XII
Friesland and Its Capital
Leeuwarden is the most important town in Friesland; therefore its capital. Also it is the only place in the province that is really worth a protracted visit. On the way from Stavoren you may wander up the coast a short distance to Hindeloopen, once famed for its highly decorated furniture and the many-colored costumes of its natives; you may stop off at Sneek and see its stadthuis and its waterpoort, better examples of which you will have already seen in North Holland; you may journey over to the coast town of Harlingen—a much less interesting fishing port than Volendam—breaking the trip at Franeker to see the wonderfully ingenious astronomical model of the workings of the solar system which took one of the more inventive citizens of the place, Eise Eisenga by name, seven years to construct; but all of these especial features, and more, can be seen and studied in Leeuwarden.
When you enter the interior of Friesland you will be penetrating one of the three or four provinces of Holland that are not overrun with tourists. Even in its capital an American is more or less of a curiosity and he may expect to be stared at until the people stumble over each other, almost, in their well-meaning efforts to divine his nationality; but he may console himself in the thought that they will be just as curious, if not as humorous, to him as he is to them.
Before the time of the terrific geographical convulsion responsible for the formation of the Zuyder Zee, there had been but one Friesland, stretching over much of the entire territory later known as that of the Dutch Republic, including Holland. Its inhabitants, the Frisians, were renowned throughout Europe for their physical prowess. Imbued with an unquenchable love for political independence, they had shaken off the yokes of the imperial counts and had formed the league of the seven “Sea Lands” in the eleventh century. After being subjugated for a time by Charlemagne, they suddenly rebelled, and in 1256 defeated and put to death the German king, William II of Holland. When the German ocean rolled in over the land, engulfing considerably more than a thousand Frisian villages, it separated kindred peoples, creating not only a geographical but a political chasm between them. West Friesland became absorbed in Holland, but East Friesland continued its career as a confederation of independently governed maritime provinces, until Saxony, hard pressed for funds, sold its sovereignty to the house of Austria for a paltry 350,000 crowns.

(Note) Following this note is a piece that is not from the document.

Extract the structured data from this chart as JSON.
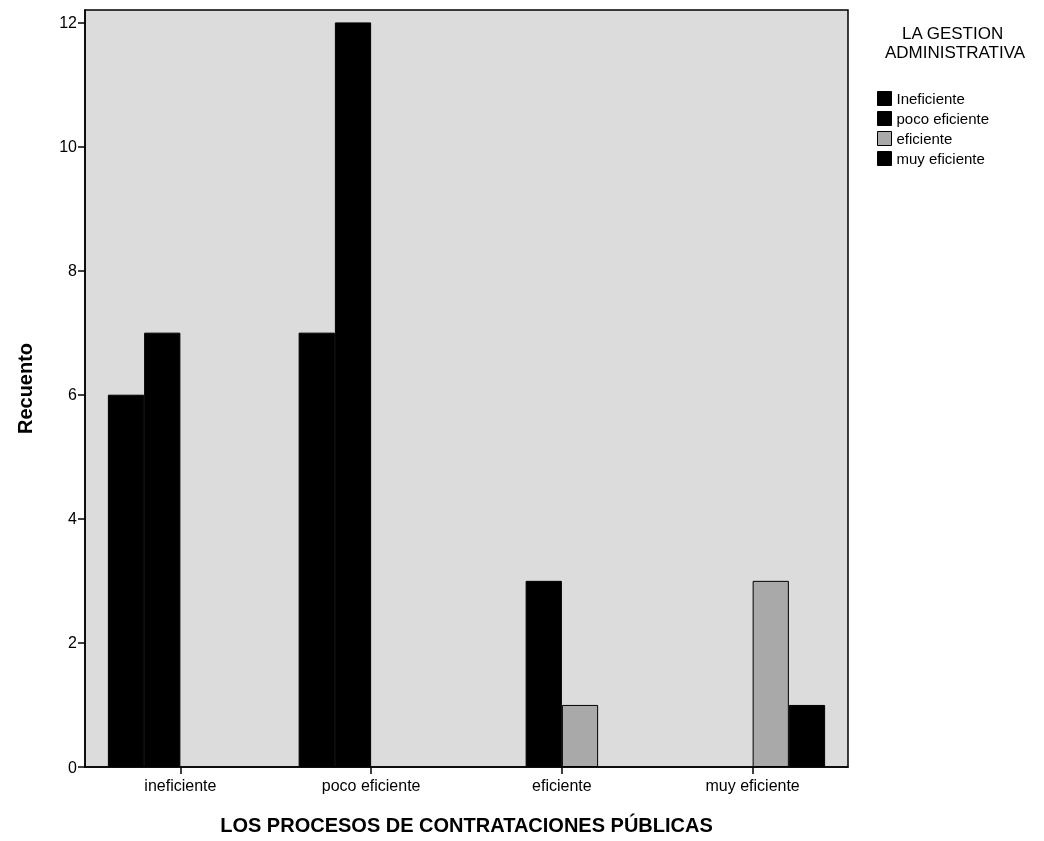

Then Charles V, Count of Holland, Emperor of Germany, King of Jerusalem, Sicily, and Spain, Duke of Milan, dominator of much in Asia and Africa and “autocrat of half the world,” established his predatorial authority, and “this little country, whose statutes proclaimed her to be ‘free as the wind as long as it blew,’ whose institutions Charlemagne had honored and left unmolested, who had freed herself with ready poniard from Norman tyranny, who had never bowed her neck to feudal chieftain, nor to the papal yoke,” finally forfeited her independent existence. Her peoples are the only Germanic tribe that have preserved an unaltered nomenclature since the time of the Romans; they will be Frisians to-morrow, as they were the day before yesterday.
The most prominent and characteristic feature of the Frisian costume is the headdress of its women—in fact, it is the only one extant worthy of any notice whatever, for the remainder of the make-up, not only of the men but of the women also, is commonplace and unattractive. This headdress consists of a kind of metal skullcap, as often made of gold as of silver, fitting closely at the temples and embellished at these points with a pair of spiral ornaments. Over this is worn a cap of white or light blue lace, having a so-called “tail piece” dangling down the back of the neck like the scoop of a fireman’s helmet. On top of all this, many of the women—as if their violent efforts to adapt the modern were wrestling with a series of sturdy determinations to retain the antique—will crown the sublime with the ridiculous by wearing an old-fashioned black “poke bonnet,” with the strings tied in a bow under the chin. These gold and silver head-pieces are handed down from one generation to another, and the gold ones, especially, are expensive; but that item does not curb the desire and ambition of every mother’s daughter in Friesland to own one, where the usual heirloom has not been forthcoming.
An admirable collection showing the evolution of the Frisian metal skull plate is on view in the Frisian Museum in Leeuwarden. Adapted first as a kind of hair ornament of two coin-sized flat pieces connected simply by a thin wire, its size developed gradually until the two small termini became consolidated into a single large one that covered the entire head of the wearer. The latest specimen in the Museum is decorated in front with a diamond-studded brooch, the whole costing in the neighborhood of $1,200.